И давит на револьвер.
Этак мне дырку в черепе продавит совсем.
— А чтоб сговорчивей был, то… Сугроб, отрежь мальцу палец.
— Давай без этого, — Лавр попытался разогнуться. — Я тебя и без того знаю…
— Так оно быстрей пойдёт, с переговорами. А вздумаете лезть, так мне их пристрелить…
В этот момент с тихим хлопком погасла огненная сфера. И тень виновато икнула, мол, само оно так получилось.
— Ой… — прозвучало растерянное.
Револьвер от головы убрался, точнее чутка отодвинулся, и этой малости хватило, чтобы пнуть державшего меня урода в колено. А чего. Ботинки нам Еремей хорошие справил.
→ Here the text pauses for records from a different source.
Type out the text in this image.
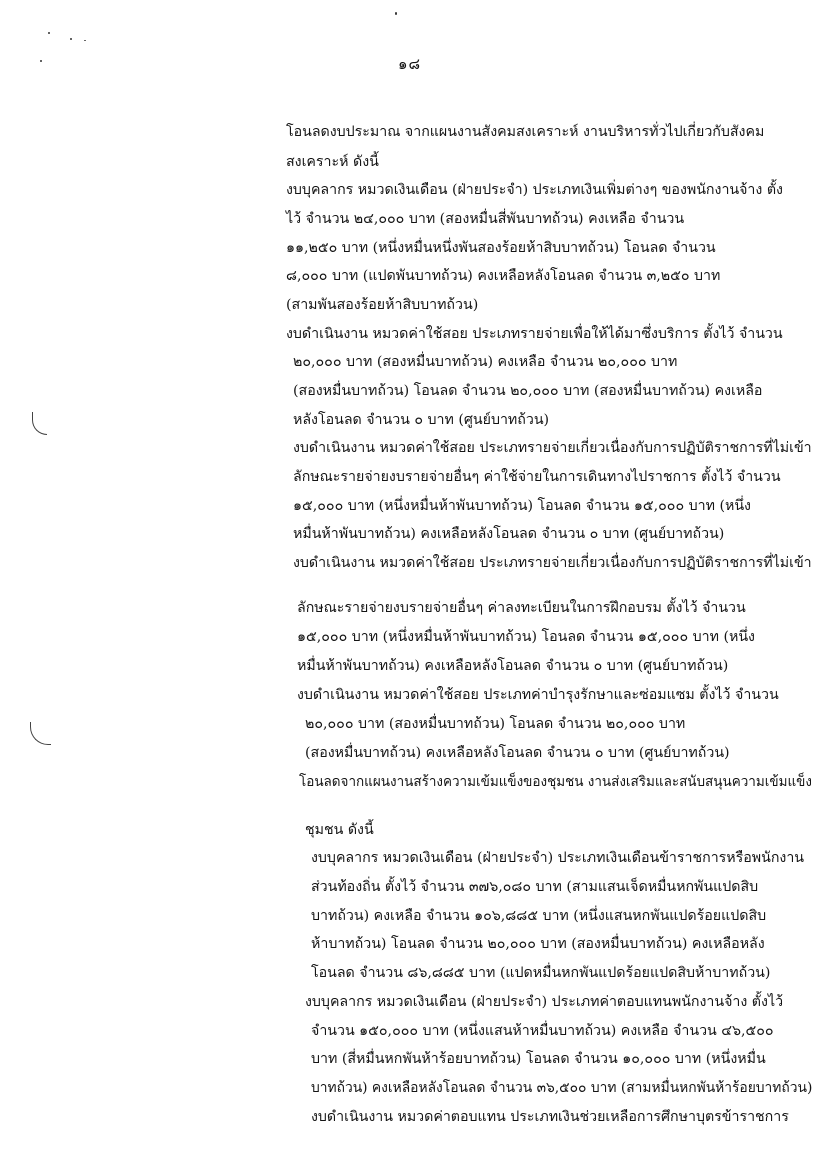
๑๘
โอนลดงบประมาณ จากแผนงานสังคมสงเคราะห์ งานบริหารทั่วไปเกี่ยวกับสังคม
สงเคราะห์ ดังนี้
งบบุคลากร หมวดเงินเดือน (ฝ่ายประจำ) ประเภทเงินเพิ่มต่างๆ ของพนักงานจ้าง ตั้ง
ไว้ จำนวน ๒๔,๐๐๐ บาท (สองหมื่นสี่พันบาทถ้วน) คงเหลือ จำนวน
๑๑,๒๕๐ บาท (หนึ่งหมื่นหนึ่งพันสองร้อยห้าสิบบาทถ้วน) โอนลด จำนวน
๘,๐๐๐ บาท (แปดพันบาทถ้วน) คงเหลือหลังโอนลด จำนวน ๓,๒๕๐ บาท
(สามพันสองร้อยห้าสิบบาทถ้วน)
งบดำเนินงาน หมวดค่าใช้สอย ประเภทรายจ่ายเพื่อให้ได้มาซึ่งบริการ ตั้งไว้ จำนวน
๒๐,๐๐๐ บาท (สองหมื่นบาทถ้วน) คงเหลือ จำนวน ๒๐,๐๐๐ บาท
(สองหมื่นบาทถ้วน) โอนลด จำนวน ๒๐,๐๐๐ บาท (สองหมื่นบาทถ้วน) คงเหลือ
หลังโอนลด จำนวน ๐ บาท (ศูนย์บาทถ้วน)
งบดำเนินงาน หมวดค่าใช้สอย ประเภทรายจ่ายเกี่ยวเนื่องกับการปฏิบัติราชการที่ไม่เข้า
ลักษณะรายจ่ายงบรายจ่ายอื่นๆ ค่าใช้จ่ายในการเดินทางไปราชการ ตั้งไว้ จำนวน
๑๕,๐๐๐ บาท (หนึ่งหมื่นห้าพันบาทถ้วน) โอนลด จำนวน ๑๕,๐๐๐ บาท (หนึ่ง
หมื่นห้าพันบาทถ้วน) คงเหลือหลังโอนลด จำนวน ๐ บาท (ศูนย์บาทถ้วน)
งบดำเนินงาน หมวดค่าใช้สอย ประเภทรายจ่ายเกี่ยวเนื่องกับการปฏิบัติราชการที่ไม่เข้า
ลักษณะรายจ่ายงบรายจ่ายอื่นๆ ค่าลงทะเบียนในการฝึกอบรม ตั้งไว้ จำนวน
๑๕,๐๐๐ บาท (หนึ่งหมื่นห้าพันบาทถ้วน) โอนลด จำนวน ๑๕,๐๐๐ บาท (หนึ่ง
หมื่นห้าพันบาทถ้วน) คงเหลือหลังโอนลด จำนวน ๐ บาท (ศูนย์บาทถ้วน)
งบดำเนินงาน หมวดค่าใช้สอย ประเภทค่าบำรุงรักษาและซ่อมแซม ตั้งไว้ จำนวน
๒๐,๐๐๐ บาท (สองหมื่นบาทถ้วน) โอนลด จำนวน ๒๐,๐๐๐ บาท
(สองหมื่นบาทถ้วน) คงเหลือหลังโอนลด จำนวน ๐ บาท (ศูนย์บาทถ้วน)
โอนลดจากแผนงานสร้างความเข้มแข็งของชุมชน งานส่งเสริมและสนับสนุนความเข้มแข็ง
ชุมชน ดังนี้
งบบุคลากร หมวดเงินเดือน (ฝ่ายประจำ) ประเภทเงินเดือนข้าราชการหรือพนักงาน
ส่วนท้องถิ่น ตั้งไว้ จำนวน ๓๗๖,๐๘๐ บาท (สามแสนเจ็ดหมื่นหกพันแปดสิบ
บาทถ้วน) คงเหลือ จำนวน ๑๐๖,๘๘๕ บาท (หนึ่งแสนหกพันแปดร้อยแปดสิบ
ห้าบาทถ้วน) โอนลด จำนวน ๒๐,๐๐๐ บาท (สองหมื่นบาทถ้วน) คงเหลือหลัง
โอนลด จำนวน ๘๖,๘๘๕ บาท (แปดหมื่นหกพันแปดร้อยแปดสิบห้าบาทถ้วน)
งบบุคลากร หมวดเงินเดือน (ฝ่ายประจำ) ประเภทค่าตอบแทนพนักงานจ้าง ตั้งไว้
จำนวน ๑๕๐,๐๐๐ บาท (หนึ่งแสนห้าหมื่นบาทถ้วน) คงเหลือ จำนวน ๔๖,๕๐๐
บาท (สี่หมื่นหกพันห้าร้อยบาทถ้วน) โอนลด จำนวน ๑๐,๐๐๐ บาท (หนึ่งหมื่น
บาทถ้วน) คงเหลือหลังโอนลด จำนวน ๓๖,๕๐๐ บาท (สามหมื่นหกพันห้าร้อยบาทถ้วน)
งบดำเนินงาน หมวดค่าตอบแทน ประเภทเงินช่วยเหลือการศึกษาบุตรข้าราชการ
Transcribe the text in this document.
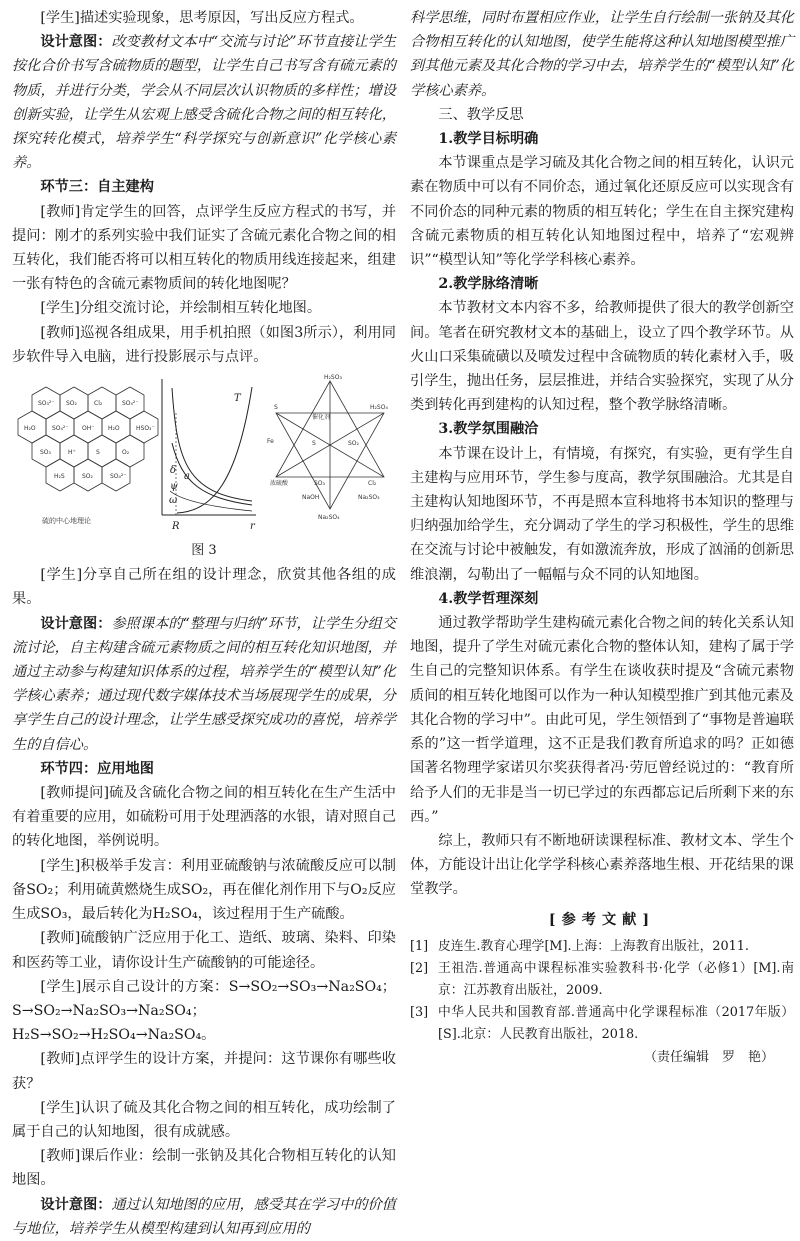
[学生]描述实验现象，思考原因，写出反应方程式。

设计意图：改变教材文本中“交流与讨论”环节直接让学生按化合价书写含硫物质的题型，让学生自己书写含有硫元素的物质，并进行分类，学会从不同层次认识物质的多样性；增设创新实验，让学生从宏观上感受含硫化合物之间的相互转化，探究转化模式，培养学生“科学探究与创新意识”化学核心素养。

环节三：自主建构

[教师]肯定学生的回答，点评学生反应方程式的书写，并提问：刚才的系列实验中我们证实了含硫元素化合物之间的相互转化，我们能否将可以相互转化的物质用线连接起来，组建一张有特色的含硫元素物质间的转化地图呢？

[学生]分组交流讨论，并绘制相互转化地图。

[教师]巡视各组成果，用手机拍照（如图3所示），利用同步软件导入电脑，进行投影展示与点评。

SO₃²⁻ SO₂	Cl₂	SO₄²⁻
H₂O	SO₄²⁻ OH⁻ H₂O	HSO₃⁻
SO₃	H⁺	S	O₂
H₂S	SO₂	SO₄²⁻
硫的中心地理论
T
a
ψ
ω
δ
R	r
H₂SO₃
S	H₂SO₄
催化剂
Fe	S	SO₂
浓硫酸	SO₃	Cl₂
NaOH	Na₂SO₃
Na₂SO₄

图 3

[学生]分享自己所在组的设计理念，欣赏其他各组的成果。

设计意图：参照课本的“整理与归纳”环节，让学生分组交流讨论，自主构建含硫元素物质之间的相互转化知识地图，并通过主动参与构建知识体系的过程，培养学生的“模型认知”化学核心素养；通过现代数字媒体技术当场展现学生的成果，分享学生自己的设计理念，让学生感受探究成功的喜悦，培养学生的自信心。

环节四：应用地图

[教师提问]硫及含硫化合物之间的相互转化在生产生活中有着重要的应用，如硫粉可用于处理洒落的水银，请对照自己的转化地图，举例说明。

[学生]积极举手发言：利用亚硫酸钠与浓硫酸反应可以制备SO₂；利用硫黄燃烧生成SO₂，再在催化剂作用下与O₂反应生成SO₃，最后转化为H₂SO₄，该过程用于生产硫酸。

[教师]硫酸钠广泛应用于化工、造纸、玻璃、染料、印染和医药等工业，请你设计生产硫酸钠的可能途径。

[学生]展示自己设计的方案：S→SO₂→SO₃→Na₂SO₄；S→SO₂→Na₂SO₃→Na₂SO₄；H₂S→SO₂→H₂SO₄→Na₂SO₄。

[教师]点评学生的设计方案，并提问：这节课你有哪些收获？

[学生]认识了硫及其化合物之间的相互转化，成功绘制了属于自己的认知地图，很有成就感。

[教师]课后作业：绘制一张钠及其化合物相互转化的认知地图。

设计意图：通过认知地图的应用，感受其在学习中的价值与地位，培养学生从模型构建到认知再到应用的

科学思维，同时布置相应作业，让学生自行绘制一张钠及其化合物相互转化的认知地图，使学生能将这种认知地图模型推广到其他元素及其化合物的学习中去，培养学生的“模型认知”化学核心素养。

三、教学反思

1.教学目标明确

本节课重点是学习硫及其化合物之间的相互转化，认识元素在物质中可以有不同价态，通过氧化还原反应可以实现含有不同价态的同种元素的物质的相互转化；学生在自主探究建构含硫元素物质的相互转化认知地图过程中，培养了“宏观辨识”“模型认知”等化学学科核心素养。

2.教学脉络清晰

本节教材文本内容不多，给教师提供了很大的教学创新空间。笔者在研究教材文本的基础上，设立了四个教学环节。从火山口采集硫磺以及喷发过程中含硫物质的转化素材入手，吸引学生，抛出任务，层层推进，并结合实验探究，实现了从分类到转化再到建构的认知过程，整个教学脉络清晰。

3.教学氛围融洽

本节课在设计上，有情境，有探究，有实验，更有学生自主建构与应用环节，学生参与度高，教学氛围融洽。尤其是自主建构认知地图环节，不再是照本宣科地将书本知识的整理与归纳强加给学生，充分调动了学生的学习积极性，学生的思维在交流与讨论中被触发，有如激流奔放，形成了汹涌的创新思维浪潮，勾勒出了一幅幅与众不同的认知地图。

4.教学哲理深刻

通过教学帮助学生建构硫元素化合物之间的转化关系认知地图，提升了学生对硫元素化合物的整体认知，建构了属于学生自己的完整知识体系。有学生在谈收获时提及“含硫元素物质间的相互转化地图可以作为一种认知模型推广到其他元素及其化合物的学习中”。由此可见，学生领悟到了“事物是普遍联系的”这一哲学道理，这不正是我们教育所追求的吗？正如德国著名物理学家诺贝尔奖获得者冯·劳厄曾经说过的：“教育所给予人们的无非是当一切已学过的东西都忘记后所剩下来的东西。”

综上，教师只有不断地研读课程标准、教材文本、学生个体，方能设计出让化学学科核心素养落地生根、开花结果的课堂教学。

[参考文献]

[1] 皮连生.教育心理学[M].上海：上海教育出版社，2011.

[2] 王祖浩.普通高中课程标准实验教科书·化学（必修1）[M].南京：江苏教育出版社，2009.

[3] 中华人民共和国教育部.普通高中化学课程标准（2017年版）[S].北京：人民教育出版社，2018.

（责任编辑　罗　艳）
И револьверчик его в руку сам лёг.
Завопил тот, другой, которому Метелька в бочину ножа вогнал. И тоже с размаху, от души.
— Я… я…
Револьвер в моей руке коротко рявкнул. Злой. И вёрткий. И руки у меня слабые, едва удержал. А пуля… нет, хорошо вошла, под нижнюю челюсть, хотя целился я в плечо. Но челюсть надёжнее.
— С-сука…
— На пол! — заорал Лавр, пытаясь выцелить того, Метелькою подраненного, который не собирался помирать, но быстро спохватился и Серёгу за руку цапнул, к себе потдаскивая.
Мужичок с артефактами, попятился, а потом, развернувшись, опрометью бросился прочь.
Пускай.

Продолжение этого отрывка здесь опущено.